Valéri est homosexuel. Il vit à Moscou et se souvient des jours qui ont suivi la décision de la Cour suprême russe de bannir ce qu'elle a qualifié de "mouvement LGBT international".
"J'étais dehors, habillé de mon manteau de fourrure. Je portais des couleurs assez vives, et j'avais l'impression que les passants réagissaient plus fortement que d'habitude. Quelqu'un m'a poussé avec son épaule. Je lui ai dit que je pensais qu'il y avait assez d'espace pour tout le monde. Le type était très agressif, il s'est mis à me crier dessus", raconte cet employé de théâtre au micro du 19h30.
Valéri a fait le choix de témoigner anonymement car aujourd'hui en Russie afficher son homosexualité peut mener à la prison.
Sous l'impulsion de l'Eglise orthodoxe russe et de Vladimir Poutine qui assimile les droits LGBT à de la "décadence occidentale", la croisade ultra-conservatrice de la Russie se durcit. Après l'interdiction de la dite "propagande LGBT" en 2022, la Cour suprême russe va cette fois plus loin en reconnaissant comme "extrémiste" le "mouvement international LGBT".
"L'homophobie est plus libre désormais"
"On a l'impression que c'est une loi inventée de toutes pièces dans le but d'infliger des amendes ou mettre des gens en prison sans raison. Le champ d'application de cette loi est très vague. Ce qui me fait vraiment peur, c'est que l'homophobie est plus libre désormais", poursuit Valéri.
Tension et incertitude sont devenues le lot quotidien des personnes homosexuelles et transgenres en Russie. Certaines ont d'ailleurs décidé de quitter le pays, c'est le cas du compagnon de Nikita, juriste dans la capitale russe.

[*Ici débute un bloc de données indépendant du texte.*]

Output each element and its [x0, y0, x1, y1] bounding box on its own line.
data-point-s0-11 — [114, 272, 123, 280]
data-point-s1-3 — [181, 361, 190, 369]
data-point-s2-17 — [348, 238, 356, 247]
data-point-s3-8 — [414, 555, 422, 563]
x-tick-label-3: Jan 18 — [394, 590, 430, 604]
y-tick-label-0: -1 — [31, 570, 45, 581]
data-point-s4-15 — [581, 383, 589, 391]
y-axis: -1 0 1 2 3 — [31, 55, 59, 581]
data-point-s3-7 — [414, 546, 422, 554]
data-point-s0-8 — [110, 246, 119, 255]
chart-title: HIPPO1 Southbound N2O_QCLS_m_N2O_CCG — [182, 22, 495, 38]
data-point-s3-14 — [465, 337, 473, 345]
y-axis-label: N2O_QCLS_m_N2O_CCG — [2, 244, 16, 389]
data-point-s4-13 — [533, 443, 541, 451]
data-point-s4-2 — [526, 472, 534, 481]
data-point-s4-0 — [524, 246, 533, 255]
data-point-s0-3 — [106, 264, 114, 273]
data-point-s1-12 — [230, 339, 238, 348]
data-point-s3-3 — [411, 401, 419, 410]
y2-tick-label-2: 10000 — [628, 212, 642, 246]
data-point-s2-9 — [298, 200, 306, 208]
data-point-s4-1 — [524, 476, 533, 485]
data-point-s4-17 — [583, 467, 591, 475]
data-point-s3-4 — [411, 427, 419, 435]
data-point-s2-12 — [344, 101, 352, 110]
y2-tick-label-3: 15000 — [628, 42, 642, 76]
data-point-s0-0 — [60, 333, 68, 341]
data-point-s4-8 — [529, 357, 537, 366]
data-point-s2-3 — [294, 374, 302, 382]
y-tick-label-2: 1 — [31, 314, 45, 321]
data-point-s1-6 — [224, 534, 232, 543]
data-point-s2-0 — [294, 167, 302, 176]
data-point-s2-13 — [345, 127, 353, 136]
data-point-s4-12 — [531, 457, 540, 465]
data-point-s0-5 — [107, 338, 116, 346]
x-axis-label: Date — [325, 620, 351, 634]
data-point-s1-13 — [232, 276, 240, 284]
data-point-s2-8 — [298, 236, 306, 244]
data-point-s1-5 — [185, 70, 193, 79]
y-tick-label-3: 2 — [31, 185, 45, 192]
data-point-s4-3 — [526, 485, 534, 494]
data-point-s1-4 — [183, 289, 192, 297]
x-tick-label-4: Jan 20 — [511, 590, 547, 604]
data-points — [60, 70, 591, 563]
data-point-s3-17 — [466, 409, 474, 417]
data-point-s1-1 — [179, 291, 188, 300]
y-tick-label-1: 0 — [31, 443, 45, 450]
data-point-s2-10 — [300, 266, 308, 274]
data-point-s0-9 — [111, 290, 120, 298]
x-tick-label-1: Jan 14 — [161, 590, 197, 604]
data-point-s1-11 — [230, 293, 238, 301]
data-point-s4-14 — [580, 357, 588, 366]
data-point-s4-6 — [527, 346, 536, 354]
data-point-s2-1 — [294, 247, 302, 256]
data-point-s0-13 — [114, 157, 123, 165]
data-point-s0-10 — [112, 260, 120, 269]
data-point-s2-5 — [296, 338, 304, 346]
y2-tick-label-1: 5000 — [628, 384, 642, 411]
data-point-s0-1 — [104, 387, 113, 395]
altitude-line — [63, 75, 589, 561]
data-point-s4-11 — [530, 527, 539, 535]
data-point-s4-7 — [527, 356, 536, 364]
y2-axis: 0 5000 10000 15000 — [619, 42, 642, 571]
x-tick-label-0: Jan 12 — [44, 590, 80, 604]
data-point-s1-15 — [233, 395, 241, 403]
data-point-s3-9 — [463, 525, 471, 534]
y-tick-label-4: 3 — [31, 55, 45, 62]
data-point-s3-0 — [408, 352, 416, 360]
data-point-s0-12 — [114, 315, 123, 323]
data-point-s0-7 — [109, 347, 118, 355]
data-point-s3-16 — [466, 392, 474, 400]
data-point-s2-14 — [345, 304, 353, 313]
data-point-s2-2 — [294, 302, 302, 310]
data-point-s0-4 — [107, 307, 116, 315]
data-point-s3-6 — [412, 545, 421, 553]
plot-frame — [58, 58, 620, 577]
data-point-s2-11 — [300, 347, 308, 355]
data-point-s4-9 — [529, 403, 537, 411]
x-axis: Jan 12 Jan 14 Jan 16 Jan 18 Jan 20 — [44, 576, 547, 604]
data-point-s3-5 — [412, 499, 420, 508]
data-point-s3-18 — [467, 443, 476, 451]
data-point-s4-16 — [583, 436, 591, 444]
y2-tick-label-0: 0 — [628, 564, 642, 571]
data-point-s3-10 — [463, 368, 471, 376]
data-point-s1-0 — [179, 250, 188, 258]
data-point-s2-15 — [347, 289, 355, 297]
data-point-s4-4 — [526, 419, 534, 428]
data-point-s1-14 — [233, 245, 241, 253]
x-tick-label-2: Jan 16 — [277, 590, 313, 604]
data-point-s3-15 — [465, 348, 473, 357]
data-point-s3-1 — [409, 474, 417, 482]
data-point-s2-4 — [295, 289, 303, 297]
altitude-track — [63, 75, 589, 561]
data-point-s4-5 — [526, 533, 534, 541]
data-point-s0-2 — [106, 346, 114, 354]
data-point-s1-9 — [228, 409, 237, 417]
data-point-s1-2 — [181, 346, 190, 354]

"J'ai supprimé mon compte sur le réseau social russe. Et sur Instagram, j'ai supprimé quelques posts avec des symboles de l'arc-en-ciel. Les gens commencent à se demander: peut-on faire un coming-out ou pas?", déplore Nikita. "Les peurs font boule de neige, elles s'accumulent. Et les gens vont se cacher."
Discrétion et dissimulation sont devenues une stratégie de survie pour les Russes en marge d'une société de plus en plus dominée par le conformisme, la peur et la délation.
Laurent Burkhalter/fgn
Une décision judiciaire source de grande angoisse pour la communauté LGBT
La décision de justice qui entre en vigueur mercredi 10 janvier en Russie est source de grande angoisse pour la communauté LGBT. Les audiences ayant été classées secrètes on ne sait pas encore ce qui sera considéré, dans la pratique, comme extrémiste et donc passible de 10 ans de prison.
"Rien que parler des questions LGBT de manière non négative, ou porter le symbole arc-en-ciel, ça pourrait être de l’extrémisme. Si quelqu’un est soupçonné d’appartenir à la communauté LGBT, même s’il n’en fait pas partie, sur cette base, il pourrait se retrouver en prison. Les organisations de défenses des droits LGBT qui menaient encore un travail de manière ouverte en Russie ont fermé dans la précipitation. Les équipes sont parties. Un travail souterrain continuera d’être mené, mais il s’agit d’un très grand risque", explique Evelina Chayka, activiste au sein de l’association Equal PostOst, mercredi dans La Matinale.
En décembre, des descentes policières ont eu lieu dans plusieurs clubs LGBT de la capitale, les données des clients ont été enregistrées par les forces de l’ordre.
"Les parents d’une personne trans ont déclaré à la police que leur enfant était extrémiste, elle a été emmenée au poste. Nous avons pu envoyer un avocat pour qu’elle soit libérée. Nous l’avons aidée à quitter la Russie le soir-même", poursuit Evelina Chayka. L'activiste dit recevoir un très grand nombre de demandes d’aide des personnes LGBT encore en Russie.